Description
openedon Aug 2, 2024
I have encountered an infinite recursion when doing f16
arithmetics on "no-f16-f128" platforms due to questionable LLVM optimizations.
My initial investigation shows this might be due to LLVM being too clever and optimizing the soft-float absolute value conversion to a hard-float one:
define weak hidden noundef float @__extendhfsf2(half noundef %a) unnamed_addr #9 {
start:
%0 = tail call half @llvm.fabs.f16(half %a)

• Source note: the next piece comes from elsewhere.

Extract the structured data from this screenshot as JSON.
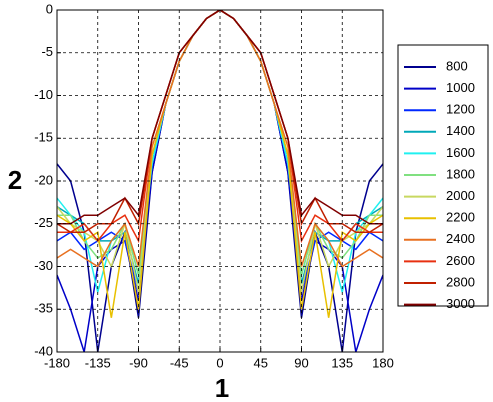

%_0.i7.i.i = bitcast half %0 to i16
%_0.i8.i.i = add nsw i16 %_0.i7.i.i, -1024
%_0.i5.i.i = icmp ult i16 %_0.i8.i.i, 30720
br i1 %_0.i5.i.i, label %bb8.i.i, label %bb14.i.i
; <snip...>
}
When lowering to the machine code, this causes the intrinsic function to call either itself or __truncsfhf2
, and then __truncsfhf2
will call __extendhfsf2
again, forming an infinite recursion.
My current idea is to:
diff --git a/src/float/extend.rs b/src/float/extend.rs
index 5560489..10a0d61 100644
--- a/src/float/extend.rs
+++ b/src/float/extend.rs
@@ -32,7 +32,7 @@ where
let sign_bits_delta = dst_sign_bits - src_sign_bits;
let exp_bias_delta = dst_exp_bias - src_exp_bias;
- let a_abs = a.repr() & src_abs_mask;
+ let a_abs = core::hint::black_box(a.repr()) & src_abs_mask;
let mut abs_result = R::Int::ZERO;
if a_abs.wrapping_sub(src_min_normal) < src_infinity.wrapping_sub(src_min_normal) {
... which will try to prevent LLVM from merging the absolute value masking into the @llvm.fabs.f16
LLVM intrinsic.
However, this idea introduces two extra memory operations (storing f16
and reading i16
).
I did not open a pull request because I hope someone could come up with a much better idea.